検索
連載

エンジニアはみんな「自分のプロジェクト」を持つべきGo AbekawaのGo Global! ビクトルさん from メキシコ(後編)(2/2 ページ)

「自分でやってみる」ことでしか、本当に学び、成長することはできません。

Share
Tweet
LINE
Hatena
前のページへ |       

フィードバックがありがたい

 現在、ビクトルさんは5人のチームで仕事をしている。

 チームメンバーは全員がエンジニアというわけではないが、それぞれ専門分野を持っている。メキシコ人であるビクトルさん、韓国人メンバー、残りが日本人という多国籍な構成である。チーム内は主に英語でコミュニケーションを取るが、「Slack」ではAI(人工知能)による日本語翻訳を活用して意思疎通を図っているという。

 異なる国籍のメンバーと働く上での難しさについて、ビクトルさんは「やはりコミュニケーションですね」と指摘する。

 オフィスで顔を合わせる機会が多く、Slackも活用できるため、通常は問題が少ないものの、ビデオ会議などでは「微妙なニュアンスを、瞬時に伝えなければいけないとき」に難しさを感じることがあるという。

 「日本語や英語のスキルを上げようと思っているのですが、業務に追われて時間がなく、それがちょっと悩みの種です」とビクトルさんは語る。しかしエンジニアである彼にとって、技術的な内容のコミュニケーションには問題はない。技術という共通言語が、文化や言語の壁を越える助けとなっているのだ。
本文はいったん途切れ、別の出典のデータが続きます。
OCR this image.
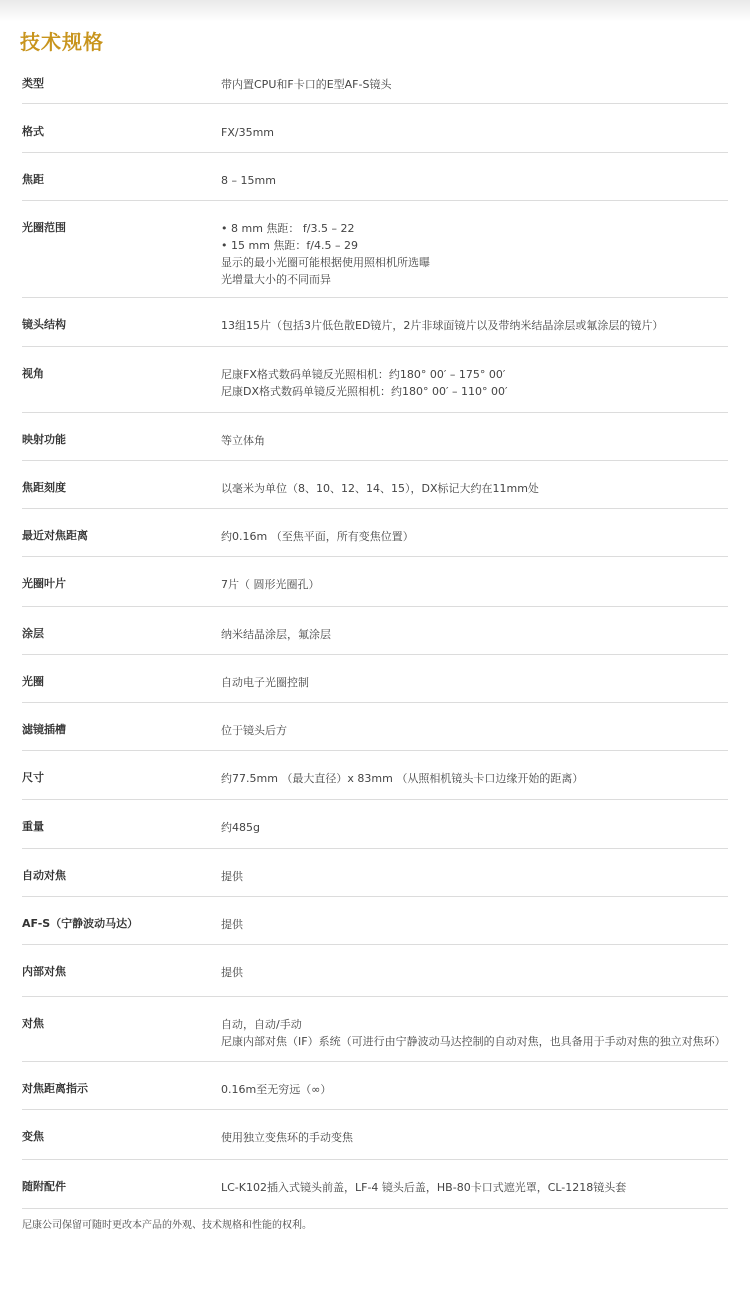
技术规格
类型	带内置CPU和F卡口的E型AF-S镜头
格式	FX/35mm
焦距	8 – 15mm
光圈范围	• 8 mm 焦距： f/3.5 – 22
• 15 mm 焦距：f/4.5 – 29
显示的最小光圈可能根据使用照相机所选曝
光增量大小的不同而异
镜头结构	13组15片（包括3片低色散ED镜片，2片非球面镜片以及带纳米结晶涂层或氟涂层的镜片）
视角	尼康FX格式数码单镜反光照相机：约180° 00′ – 175° 00′
尼康DX格式数码单镜反光照相机：约180° 00′ – 110° 00′
映射功能	等立体角
焦距刻度	以毫米为单位（8、10、12、14、15），DX标记大约在11mm处
最近对焦距离	约0.16m （至焦平面，所有变焦位置）
光圈叶片	7片（ 圆形光圈孔）
涂层	纳米结晶涂层，氟涂层
光圈	自动电子光圈控制
滤镜插槽	位于镜头后方
尺寸	约77.5mm （最大直径）x 83mm （从照相机镜头卡口边缘开始的距离）
重量	约485g
自动对焦	提供
AF-S（宁静波动马达）	提供
内部对焦	提供
对焦	自动，自动/手动
尼康内部对焦（IF）系统（可进行由宁静波动马达控制的自动对焦，也具备用于手动对焦的独立对焦环）
对焦距离指示	0.16m至无穷远（∞）
变焦	使用独立变焦环的手动变焦
随附配件	LC-K102插入式镜头前盖，LF-4 镜头后盖，HB-80卡口式遮光罩，CL-1218镜头套
尼康公司保留可随时更改本产品的外观、技术规格和性能的权利。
 仕事へのモチベーションを高く維持するために必要なこととして、ビクトルさんは「仕事をすることで、エンジニアとしてのスキルが自然に向上できること」を挙げる。スケジュール管理やコードの記述、チームでの協調性といった能力が向上することで、モチベーションが高まると感じている。

 また、以前の勤務先では得られなかった「フィードバック」があることが、大きな喜びとなっている。「顧客が製品をどう使って、どう思っていたかなどが全く分からなかった」過去に対し、現在の職場では仲間からの指摘があり、「より良いコードを書くスキルが身に付きます」と、その価値を強調した。


ムキムキである

「マイ プロジェクト」の重要性

 新たな技術を学ぶ方法についても、ビクトルさんの姿勢は一貫して能動的である。

 「具体的に学びたいことがある場合は、『個人のプロジェクト(課題)』を立ち上げます」と語るように、実践を通じて知識を深めることを重視している。書籍から学ぶのはもちろんのこと、米国やメキシコのエンジニアコミュニティーに所属し、そこから情報を得ることも欠かさない。こうしたコミュニティーは「本当に有力な情報ソース」であると認識しており、自らの学びを加速させている。

 プライベートでも非常に充実しているようだ。最近「家を買った」という事実は、日本での永住を見据えているともとれる。奥さまもエンジニアであり、互いに理解し合える関係性が、彼の生活を支えている。

 国際結婚を円滑に継続する秘訣(ひけつ)は、「コミュニケーションをよく取ること」だという。夫婦それぞれが好きなことをする際には干渉せず、夕食時など共に過ごす時間には「極力いろいろなことを話すようにしています」と、バランスの重要性を説く。この考え方は、国際結婚に限らず、あらゆる人間関係や物事を継続する上でも有効だろう。

 エンジニアとしての夢は、「エンジニアリングスキルを向上させること」。過去に日本語学習アプリケーションを開発した経験から、今後はスペイン語学習アプリケーションの開発にも意欲を示している。また、「もっと日本中を旅行したい」という個人的な夢も抱いている。

Go's Thinking Aloud

 ビクトルさんはインタビュー中何度も、「プロジェクト」という単語を口にした。おそらく個人の興味がある分野、学ぶべきエリア、あるいは得意分野といった意味のことを、そう表現したのだと思う。自分のプロジェクトを立ち上げよ、と。

 やりたい仕事をして、楽しい家庭を築き、しっかり筋トレをする時間も作り、日本で家まで購入した。あえてワークライフバランスなどと意識せずとも、自然体でそれが実現されている。

 今後AIが今よりもっと職場に導入されれば、人間は人間にしかできない、想像や創造が本命となる仕事に自身の力をより発揮できるようになり、しかも、自由にできる空き時間が増えていくはずだ。だがビクトルさんはそれを待つまでもなく、自由なスタイルで仕事を楽しみ、その上でスキルを上げている。AIなぞ待たずとも、できている人はできている。